Penemuan jasad korban terjadi pada Senin, 24 November 2025, sekitar pukul 11.30 WIB. Hal tersebut disampaikan oleh salah seorang warga setempat, Nita, yang mengonfirmasi informasi tersebut kepada wartawan.
“Informasinya tadi sekitar pukul 11.30 WIB korban ditemukan di Sungai Rangkang,” kata Nita.
Sementara itu, warga lainnya bernama Bachtiar menyebut bahwa tubuh korban pertama kali terlihat tersangkut di pohon nipah. Namun ia belum dapat memberikan detail lebih lanjut terkait titik koordinat lokasi penemuan karena keterbatasan informasi yang diterimanya.
“Sangkutnya di pohon nipah.

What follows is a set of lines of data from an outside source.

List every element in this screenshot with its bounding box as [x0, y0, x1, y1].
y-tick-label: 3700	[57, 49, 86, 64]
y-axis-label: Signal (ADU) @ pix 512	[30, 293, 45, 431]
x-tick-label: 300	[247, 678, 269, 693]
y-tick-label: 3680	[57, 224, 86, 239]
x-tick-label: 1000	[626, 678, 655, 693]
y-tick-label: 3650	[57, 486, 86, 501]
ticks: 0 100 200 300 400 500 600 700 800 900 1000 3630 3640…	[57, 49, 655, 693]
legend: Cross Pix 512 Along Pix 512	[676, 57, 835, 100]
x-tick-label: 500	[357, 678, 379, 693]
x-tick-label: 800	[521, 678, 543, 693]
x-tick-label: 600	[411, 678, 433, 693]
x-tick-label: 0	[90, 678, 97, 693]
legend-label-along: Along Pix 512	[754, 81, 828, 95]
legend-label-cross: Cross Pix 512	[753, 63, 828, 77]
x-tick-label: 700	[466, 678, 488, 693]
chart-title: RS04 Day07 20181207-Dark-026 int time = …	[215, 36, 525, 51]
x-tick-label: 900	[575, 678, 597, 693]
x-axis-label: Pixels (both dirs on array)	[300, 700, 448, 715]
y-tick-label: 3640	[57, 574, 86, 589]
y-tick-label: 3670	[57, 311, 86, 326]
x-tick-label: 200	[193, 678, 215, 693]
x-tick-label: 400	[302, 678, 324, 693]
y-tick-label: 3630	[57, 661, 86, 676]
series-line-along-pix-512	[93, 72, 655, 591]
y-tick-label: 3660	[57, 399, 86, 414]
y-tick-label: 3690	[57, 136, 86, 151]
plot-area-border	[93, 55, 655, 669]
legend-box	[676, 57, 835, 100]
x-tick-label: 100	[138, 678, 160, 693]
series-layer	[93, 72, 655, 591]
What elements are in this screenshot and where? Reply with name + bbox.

Kalau sebelah mananya saya kurang tahu, soalnya Desa Satiruk ini daerah dekat laut dan aliran sungainya cukup luas,” ujarnya.

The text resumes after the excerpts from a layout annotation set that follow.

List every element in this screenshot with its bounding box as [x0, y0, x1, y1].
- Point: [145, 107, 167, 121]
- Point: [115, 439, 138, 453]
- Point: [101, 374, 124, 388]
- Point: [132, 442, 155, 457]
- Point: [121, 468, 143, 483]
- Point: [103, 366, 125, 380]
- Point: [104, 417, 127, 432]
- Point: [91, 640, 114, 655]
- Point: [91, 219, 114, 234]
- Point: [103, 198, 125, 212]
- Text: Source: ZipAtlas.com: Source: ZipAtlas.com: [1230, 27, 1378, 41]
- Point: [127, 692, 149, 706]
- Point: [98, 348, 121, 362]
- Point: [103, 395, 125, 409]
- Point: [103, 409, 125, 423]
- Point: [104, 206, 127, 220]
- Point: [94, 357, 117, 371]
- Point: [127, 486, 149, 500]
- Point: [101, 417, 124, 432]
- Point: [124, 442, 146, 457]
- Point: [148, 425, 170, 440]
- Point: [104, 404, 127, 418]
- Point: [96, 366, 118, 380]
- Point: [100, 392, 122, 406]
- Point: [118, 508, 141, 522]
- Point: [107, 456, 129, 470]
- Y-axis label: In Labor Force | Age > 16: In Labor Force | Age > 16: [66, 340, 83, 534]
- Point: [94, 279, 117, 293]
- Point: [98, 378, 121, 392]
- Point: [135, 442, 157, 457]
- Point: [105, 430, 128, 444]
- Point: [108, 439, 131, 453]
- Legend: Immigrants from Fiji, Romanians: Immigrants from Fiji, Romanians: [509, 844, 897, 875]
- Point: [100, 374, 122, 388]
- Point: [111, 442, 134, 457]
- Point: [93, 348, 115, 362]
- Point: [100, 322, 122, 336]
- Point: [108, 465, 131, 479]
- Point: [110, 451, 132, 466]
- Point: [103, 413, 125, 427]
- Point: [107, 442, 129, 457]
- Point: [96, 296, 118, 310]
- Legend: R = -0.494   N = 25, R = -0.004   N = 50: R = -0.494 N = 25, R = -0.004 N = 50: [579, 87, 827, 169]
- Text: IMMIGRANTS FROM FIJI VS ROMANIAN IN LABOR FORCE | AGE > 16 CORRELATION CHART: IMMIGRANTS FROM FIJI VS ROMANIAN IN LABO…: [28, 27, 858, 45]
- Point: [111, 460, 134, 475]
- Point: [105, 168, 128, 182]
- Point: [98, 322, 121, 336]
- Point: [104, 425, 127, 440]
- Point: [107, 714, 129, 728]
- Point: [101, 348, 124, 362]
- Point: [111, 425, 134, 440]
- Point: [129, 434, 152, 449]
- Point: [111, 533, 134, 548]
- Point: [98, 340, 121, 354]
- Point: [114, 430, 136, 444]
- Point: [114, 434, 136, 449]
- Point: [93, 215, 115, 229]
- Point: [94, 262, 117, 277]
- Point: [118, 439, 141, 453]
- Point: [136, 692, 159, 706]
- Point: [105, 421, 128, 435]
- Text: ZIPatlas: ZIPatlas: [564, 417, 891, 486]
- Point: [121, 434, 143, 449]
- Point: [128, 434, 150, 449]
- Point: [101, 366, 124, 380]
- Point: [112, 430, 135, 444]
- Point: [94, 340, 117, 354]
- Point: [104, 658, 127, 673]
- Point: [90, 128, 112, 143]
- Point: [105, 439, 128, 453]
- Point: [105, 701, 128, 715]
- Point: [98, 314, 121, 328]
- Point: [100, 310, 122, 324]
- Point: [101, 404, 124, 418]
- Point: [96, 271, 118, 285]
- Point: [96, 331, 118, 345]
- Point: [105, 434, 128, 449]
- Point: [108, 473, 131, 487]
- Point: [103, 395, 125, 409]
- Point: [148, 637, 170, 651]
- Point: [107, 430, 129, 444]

Video penemuan jasad korban yang beredar di media sosial memperlihatkan proses evakuasi yang dilakukan tim SAR bersama warga. Dalam rekaman tersebut, terlihat suasana haru dan tegang saat jasad Muhran berhasil dievakuasi ke tepi sungai.
Diketahui sebelumnya, Muhran dilaporkan hilang pada Sabtu (22/11/2025) sekitar pukul 04.00 WIB saat dirinya mencari udang di Sungai Rangkang, berjarak sekitar 30 menit dari Desa Satiruk. Berdasarkan keterangan saksi bernama Erwin dan Kimi, korban sempat berteriak meminta tolong, namun situasi masih gelap sehingga mereka kesulitan melihat posisi korban.

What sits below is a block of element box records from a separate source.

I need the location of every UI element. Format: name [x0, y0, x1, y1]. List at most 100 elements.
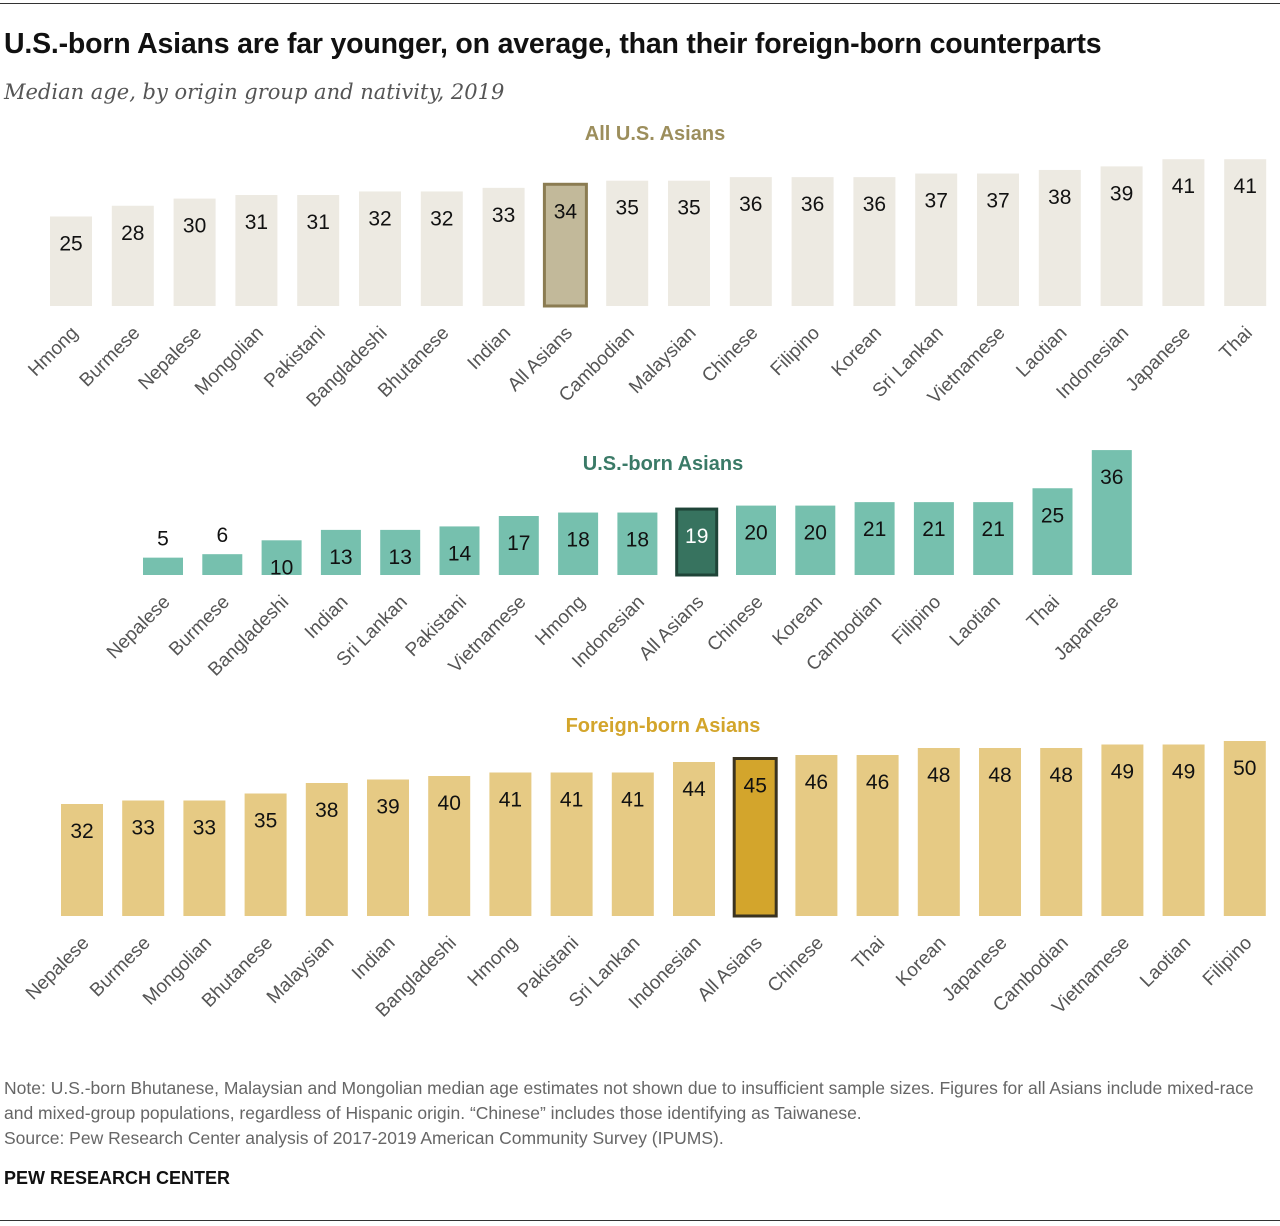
bar-thai — [856, 755, 899, 916]
bar-hmong — [558, 512, 599, 575]
data-label: 49 — [1172, 761, 1195, 784]
bar-mongolian — [183, 800, 226, 916]
data-label: 18 — [626, 529, 649, 552]
bar-korean — [795, 505, 836, 575]
data-label: 20 — [804, 522, 827, 545]
bar-japanese — [979, 748, 1021, 916]
bar-bangladeshi — [428, 776, 471, 916]
category-label: Korean — [769, 592, 827, 650]
data-label: 36 — [1100, 466, 1123, 489]
bar-japanese — [1091, 450, 1132, 575]
bar-laotian — [973, 502, 1014, 575]
data-label: 38 — [315, 799, 338, 822]
data-label: 21 — [863, 518, 886, 541]
bar-indian — [367, 779, 409, 916]
category-label: Indian — [301, 592, 352, 643]
data-label: 35 — [677, 197, 700, 220]
category-label: Laotian — [1136, 933, 1195, 992]
bar-burmese — [202, 554, 243, 575]
bar-all-asians — [732, 757, 778, 918]
panel-title: All U.S. Asians — [585, 123, 725, 145]
bar-sri-lankan — [611, 772, 654, 916]
category-label: Thai — [848, 933, 889, 974]
bar-nepalese — [61, 804, 103, 916]
bar-bangladeshi — [261, 540, 302, 575]
data-label: 14 — [448, 542, 472, 565]
note-text: Note: U.S.-born Bhutanese, Malaysian and… — [4, 1078, 1254, 1123]
data-label: 44 — [682, 778, 706, 801]
category-label: Nepalese — [103, 592, 175, 664]
data-label: 48 — [927, 764, 950, 787]
data-label: 50 — [1233, 757, 1256, 780]
data-label: 18 — [566, 529, 589, 552]
data-label: 48 — [1050, 764, 1073, 787]
brand-logo-text: PEW RESEARCH CENTER — [4, 1168, 231, 1188]
bar-bhutanese — [420, 191, 463, 306]
chart-title: U.S.-born Asians are far younger, on ave… — [4, 28, 1102, 60]
category-label: Korean — [892, 933, 950, 991]
bar-pakistani — [550, 772, 593, 916]
category-label: Indian — [464, 323, 515, 374]
data-label: 48 — [988, 764, 1011, 787]
data-label: 33 — [193, 817, 216, 840]
bar-pakistani — [439, 526, 480, 575]
data-label: 32 — [368, 207, 391, 230]
category-label: Malaysian — [263, 933, 338, 1008]
panel-title: U.S.-born Asians — [583, 453, 743, 475]
bar-nepalese — [173, 198, 216, 306]
data-label: 21 — [922, 518, 945, 541]
bar-laotian — [1038, 169, 1081, 306]
bar-cambodian — [606, 180, 649, 306]
category-label: Hmong — [531, 592, 589, 650]
data-label: 40 — [438, 792, 461, 815]
data-label: 33 — [492, 204, 515, 227]
category-label: Chinese — [764, 933, 828, 997]
data-label: 33 — [132, 817, 155, 840]
data-label: 41 — [499, 789, 522, 812]
data-label: 6 — [216, 524, 228, 547]
category-label: Filipino — [1199, 933, 1256, 990]
category-label: Hmong — [464, 933, 522, 991]
data-label: 17 — [507, 532, 530, 555]
bar-sri-lankan — [915, 173, 958, 306]
data-label: 10 — [270, 556, 293, 579]
data-label: 41 — [560, 789, 583, 812]
data-label: 25 — [1041, 504, 1064, 527]
data-label: 37 — [925, 190, 948, 213]
bar-mongolian — [235, 195, 278, 306]
data-label: 28 — [121, 222, 144, 245]
data-label: 41 — [1172, 175, 1195, 198]
bar-vietnamese — [977, 173, 1019, 306]
data-label: 30 — [183, 215, 206, 238]
category-label: Laotian — [946, 592, 1005, 651]
category-label: Malaysian — [625, 323, 700, 398]
data-label: 31 — [245, 211, 268, 234]
data-label: 36 — [863, 193, 886, 216]
bar-pakistani — [297, 195, 340, 306]
bar-indian — [320, 529, 361, 575]
bar-thai — [1224, 159, 1267, 306]
bar-bangladeshi — [359, 191, 401, 306]
bar-chinese — [729, 177, 772, 306]
category-label: Filipino — [767, 323, 824, 380]
data-label: 46 — [866, 771, 889, 794]
category-label: Filipino — [888, 592, 945, 649]
data-label: 35 — [254, 810, 277, 833]
top-rule — [0, 3, 1280, 4]
bar-sri-lankan — [380, 529, 421, 575]
data-label: 49 — [1111, 761, 1134, 784]
category-label: Japanese — [1050, 592, 1123, 665]
bar-hmong — [50, 216, 92, 306]
category-label: Hmong — [24, 323, 82, 381]
category-label: Thai — [1023, 592, 1064, 633]
category-label: Korean — [828, 323, 886, 381]
data-label: 13 — [329, 546, 352, 569]
data-label: 32 — [70, 820, 93, 843]
data-label: 38 — [1048, 186, 1071, 209]
bar-filipino — [791, 177, 834, 306]
bar-indian — [482, 187, 525, 306]
bar-charts: All U.S. Asians 25 Hmong 28 Burmese 30 Nepales… — [22, 123, 1267, 1021]
category-label: Japanese — [1122, 323, 1195, 396]
bar-cambodian — [1040, 748, 1083, 916]
category-label: Thai — [1216, 323, 1257, 364]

Saat berusaha mendekat ke arah suara, kedua saksi melihat bayangan besar yang diduga buaya sedang menyeret tubuh korban ke arah laut. Sontak keduanya langsung meminta bantuan warga untuk melakukan pencarian.
Sejak kejadian itu, tim SAR gabungan bersama warga terus melakukan penyisiran di sepanjang aliran Sungai Rangkang hingga akhirnya korban berhasil ditemukan tiga hari kemudian.
Hingga berita ini diterbitkan, belum ada keterangan resmi dari aparat setempat maupun pihak terkait mengenai detail penyebab tewasnya korban.